Butler Tech high school students would be the first in Ohio and among few nationwide to spend Fridays at local industries instead of classrooms under a proposal by school officials.
The plan would impact more than a thousand Butler County-area students and dozens of local firms, the Journal-News has learned.
The scheduling change, which would take effect next school year, is the latest aggressive move by the local career school system to expand the depth of its local industry ties to produce more employable high school graduates.
Under the proposal, Butler Tech sophomores, juniors and seniors would attend regular classes Monday through Thursday, but for 14 consecutive weeks their Fridays would be spent job-shadowing or working internships at local companies in their career fields of study.
“The Fifth Day Experience will allow our students to personalize their learning experience in a variety of ways,” said Butler Tech Superintendent Jon Graft.
“We believe that flexibility fosters opportunity and personalized learning extending beyond the classroom.”
Emily Passias, director of Career-Technical Education at the Ohio Department of Education, said she knows of no other county-wide, career school system in the state trying such a scheduling experiment.
“I’m excited to see Butler Tech find new and creative ways to serve students and the community,” Passias said. “We’ve been encouraging schools to find creative solutions to allow students to learn in new ways including work-based learning, internships, apprenticeships, and other innovative models.
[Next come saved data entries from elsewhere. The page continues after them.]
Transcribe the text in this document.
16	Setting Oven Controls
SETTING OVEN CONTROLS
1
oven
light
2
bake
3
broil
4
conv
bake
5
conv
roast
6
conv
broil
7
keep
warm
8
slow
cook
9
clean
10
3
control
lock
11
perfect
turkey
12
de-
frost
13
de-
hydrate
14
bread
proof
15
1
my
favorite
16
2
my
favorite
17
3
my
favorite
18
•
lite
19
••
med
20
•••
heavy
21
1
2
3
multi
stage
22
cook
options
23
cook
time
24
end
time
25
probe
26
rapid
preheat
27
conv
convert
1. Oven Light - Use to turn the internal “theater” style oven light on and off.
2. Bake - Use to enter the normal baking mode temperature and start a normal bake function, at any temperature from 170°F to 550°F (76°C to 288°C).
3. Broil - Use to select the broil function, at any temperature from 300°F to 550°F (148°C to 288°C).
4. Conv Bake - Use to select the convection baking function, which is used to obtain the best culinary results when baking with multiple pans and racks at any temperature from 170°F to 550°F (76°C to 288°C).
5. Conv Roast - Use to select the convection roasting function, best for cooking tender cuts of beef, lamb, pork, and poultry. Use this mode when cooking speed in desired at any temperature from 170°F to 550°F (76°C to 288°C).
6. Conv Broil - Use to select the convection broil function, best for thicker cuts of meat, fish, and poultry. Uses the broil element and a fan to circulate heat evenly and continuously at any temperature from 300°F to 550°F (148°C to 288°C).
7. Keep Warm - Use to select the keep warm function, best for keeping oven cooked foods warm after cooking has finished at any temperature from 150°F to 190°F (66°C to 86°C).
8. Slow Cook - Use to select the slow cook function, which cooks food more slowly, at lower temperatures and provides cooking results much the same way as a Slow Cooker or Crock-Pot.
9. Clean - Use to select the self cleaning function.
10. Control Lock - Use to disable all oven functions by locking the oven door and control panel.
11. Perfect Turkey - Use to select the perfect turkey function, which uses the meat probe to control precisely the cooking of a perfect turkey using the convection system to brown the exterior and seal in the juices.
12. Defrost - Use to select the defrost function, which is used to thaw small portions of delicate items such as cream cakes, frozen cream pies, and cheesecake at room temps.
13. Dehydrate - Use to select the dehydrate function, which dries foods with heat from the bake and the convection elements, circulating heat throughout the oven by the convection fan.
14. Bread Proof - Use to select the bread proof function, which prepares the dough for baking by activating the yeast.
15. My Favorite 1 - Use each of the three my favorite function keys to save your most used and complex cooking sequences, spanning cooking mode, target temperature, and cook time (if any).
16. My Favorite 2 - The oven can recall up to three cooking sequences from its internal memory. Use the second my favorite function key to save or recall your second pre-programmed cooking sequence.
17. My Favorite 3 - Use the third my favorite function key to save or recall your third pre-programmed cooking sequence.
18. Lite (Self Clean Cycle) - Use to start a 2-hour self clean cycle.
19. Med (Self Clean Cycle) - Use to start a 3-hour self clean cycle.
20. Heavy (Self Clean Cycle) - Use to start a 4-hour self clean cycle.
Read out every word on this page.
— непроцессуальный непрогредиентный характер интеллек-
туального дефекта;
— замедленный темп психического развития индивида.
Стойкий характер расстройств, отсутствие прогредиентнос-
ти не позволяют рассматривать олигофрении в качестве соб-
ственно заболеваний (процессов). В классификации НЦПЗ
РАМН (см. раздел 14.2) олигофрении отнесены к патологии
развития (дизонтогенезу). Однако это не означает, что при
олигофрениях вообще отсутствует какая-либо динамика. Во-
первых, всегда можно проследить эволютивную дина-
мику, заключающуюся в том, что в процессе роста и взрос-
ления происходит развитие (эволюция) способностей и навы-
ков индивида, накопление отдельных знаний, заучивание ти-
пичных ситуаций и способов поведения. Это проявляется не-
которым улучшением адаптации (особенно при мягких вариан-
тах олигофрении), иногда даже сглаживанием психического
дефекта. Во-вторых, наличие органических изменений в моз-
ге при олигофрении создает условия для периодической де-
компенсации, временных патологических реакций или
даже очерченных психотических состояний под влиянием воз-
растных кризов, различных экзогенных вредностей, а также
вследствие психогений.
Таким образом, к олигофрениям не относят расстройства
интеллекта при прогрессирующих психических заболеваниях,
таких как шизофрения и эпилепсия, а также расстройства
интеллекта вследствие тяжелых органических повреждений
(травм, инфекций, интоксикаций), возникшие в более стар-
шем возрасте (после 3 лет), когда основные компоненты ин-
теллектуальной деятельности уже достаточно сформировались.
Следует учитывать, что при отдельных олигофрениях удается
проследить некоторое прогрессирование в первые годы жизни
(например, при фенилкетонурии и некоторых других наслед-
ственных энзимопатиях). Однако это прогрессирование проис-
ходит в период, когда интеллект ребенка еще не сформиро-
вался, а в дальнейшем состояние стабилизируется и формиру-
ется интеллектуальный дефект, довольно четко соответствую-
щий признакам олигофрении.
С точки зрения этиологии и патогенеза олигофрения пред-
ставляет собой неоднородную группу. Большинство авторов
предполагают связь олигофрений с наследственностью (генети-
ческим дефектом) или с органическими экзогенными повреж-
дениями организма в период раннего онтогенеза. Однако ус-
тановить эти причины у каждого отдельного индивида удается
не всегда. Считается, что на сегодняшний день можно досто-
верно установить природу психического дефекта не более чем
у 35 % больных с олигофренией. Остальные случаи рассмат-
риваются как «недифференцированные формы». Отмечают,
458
This schedule change allows Butler Tech students to take advantage of new and exciting opportunities through their programs.”
Nationwide, four-day school weeks are rare and largely done by rural districts as a cost-saving move. According to a 2018 national survey of the Education Commission of the States, approximately 560 school districts in 25 states have one or more schools on a four-day schedule. More than half of these districts are located in four states, Colorado, Montana, Oklahoma and Oregon, where a significant portion of districts have opted into the four-day week.
The plan would make 1,250 students eligible to participate and would start in February 2020. The governing board of Butler Tech will consider it at its next meeting on Tuesday.
Students would receive the same number of instructional credits as under the district’s current schedule.
Michelle Townsend has two daughters at Butler Tech, and the Madison Schools parent likes the idea of students spending a school day at a company learning first-hand about their career paths.
“I think it’s a wonderful opportunity for the kids to be able to get a foot in the door in (the) work world,” Townsend said.
Amy Meyer, vice president of corporate development for the aviation tool manufacturer Rhinestahl Corporation in Mason, applauded both the idea and Butler Tech’s initiative in exploring the option.
“We are thrilled about it,” said Meyer, whose company hosted U.S. Sen. Rob Portman’s round table discussion last week with Butler Tech officials and representatives from numerous area industries. “To have students here the entire day will make it a springboard opportunity for them.”
Butler Tech Board of Education President Michael Berding said he can’t predict how fellow members will vote on the plan but suspects most will find it’s worthwhile.
“This new idea will prepare students for life after high school by giving them an extra day each week to gain experience in the workforce and learn independently,” Berding said.